The uncompromising premise of the World Council of Arameans (Syriacs) is that the Aramean (Syriac) people and their Aramaic language are native to Southeast Turkey. Their historical presence in this region spans more than 3,000 years.
While we respect Turkey’s territorial integrity, we do believe that this Republic ought to recognize and appreciate the Aramean people and their cultural heritage as an enrichment to its nation. And in keeping with international law, standards and values, its Government should keenly support the Aramean people in safeguarding, developing and promoting their Aramaic cultural heritage.
There is a variety of conclusive evidence to substantiate the ancient presence of the Arameans and their language in Tur ‘Abdin, which is Aramaic for “the mountain of the servants [of God]” and an erstwhile densely populated Christian region in Southeast Turkey. A few examples from the writings of independent scholars will be cited to illustrate this undisputed fact:
“In the early Byzantine period and the first centuries of Islam, Tūr ‘Abdīn was probably inhabited almost entirely by Christian Arameans. Later, more and more Muslims (mainly Kurds) settled there.” The increase of the Kurdish population in this region occurred in the previous centuries, especially in the last one.1
“The area around the Tūr ‘Abdīn remained a main centre of speakers of Aramaic through centuries, and it is no hazard that Nusaybin and Mardin, to the south of the mountain, and Amida, to its north, were later important centres of the earliest Christian literature in Aramaic.”2
Regarding Beth Zamani, an Aramean city-state in the early first millennium B.C., it is widely known that “its capital city was then Amida, modern Diyarbakır.”3
“Tur ‘Abdin has a history of one and a half millennia before the conversion of its Aramean inhabitants to Christianity and is mentioned in several Assyrian records, such as Adadninari I (1305-1274) and Salmanassar I (1274-1244), in which wine regions, especially the good wine of the Mount Izala, a name still used for the southern part of Tur ‘Abdin, is mentioned.”4
Palmer rightly deduced from the Assyrian annals: “Not only are several of the village names still in use, even these types of farming and the same skill in metalwork are characteristic of the ancient Aramaic stock of Christians who are the hereditary inhabitants of the [Tur ‘Abdin] plateau.”5
“This confirms a certain continuity, if not a direct descent, between the Aramaean world, and the Syriac world, and the Church that would bear that name.” 6
- W.P. Heinrichs, “Tūr ‘Abdīn,” in P.J. Bearman et al. (eds.), in The Encyclopaedia of Islam Vol. X (Leiden: Brill, 2000), p. 666.
- E. Lipiński, “The Linguistic Geography of Syria in Iron Age II (c. 1000-600 B.C.),” in Ancient Near Eastern Studies (2000), 136.
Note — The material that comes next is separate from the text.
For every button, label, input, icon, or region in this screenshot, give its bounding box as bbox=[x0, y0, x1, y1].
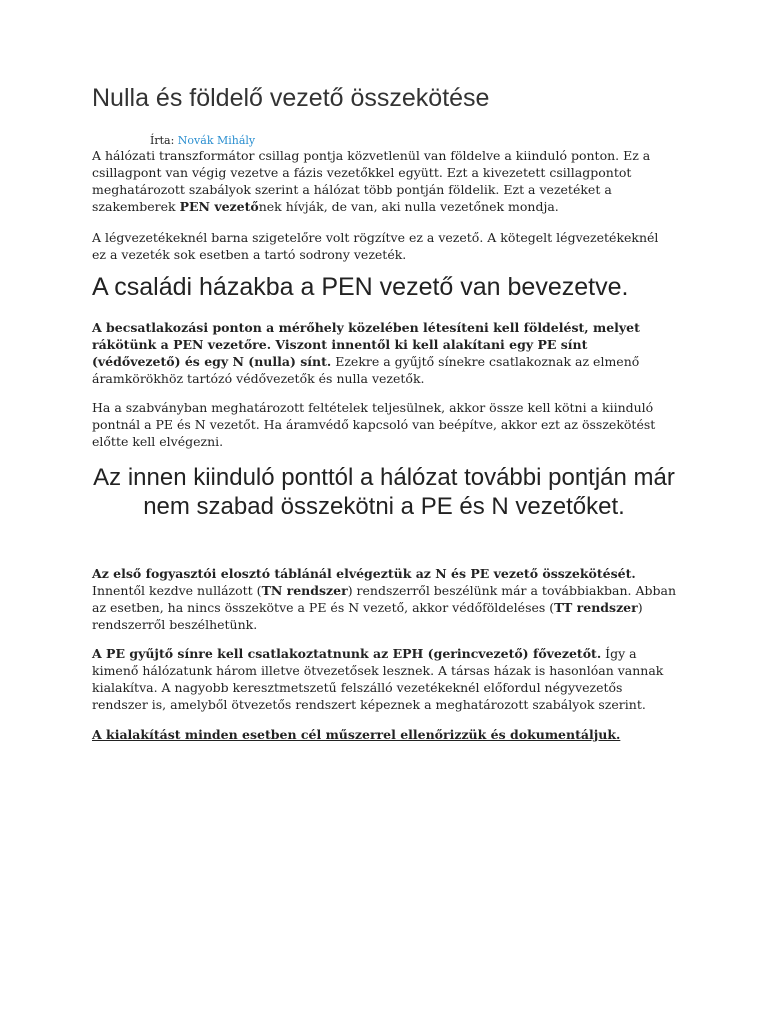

- Idem, The Aramaeans: Their Ancient History, Culture, Religion (Peeters, 2000), p. 136; on Beth Zamani, see pp. 135-161.
- R. Macuch, “Tur ‘Abdin Through the Ages,” in Abr-Nahrain 29 (1991), p. 92.
- A.N. Palmer, Monk and Mason on the Tigris Frontier: The Early History of Tur ‘Abdin (Cambridge, 1990), p. 15.
- S. de Courtois, The Forgotten Genocide: Eastern Christians, The Last Arameans (translated from French by V. Aurora and published by Gorgias Press, 2004), p. 279.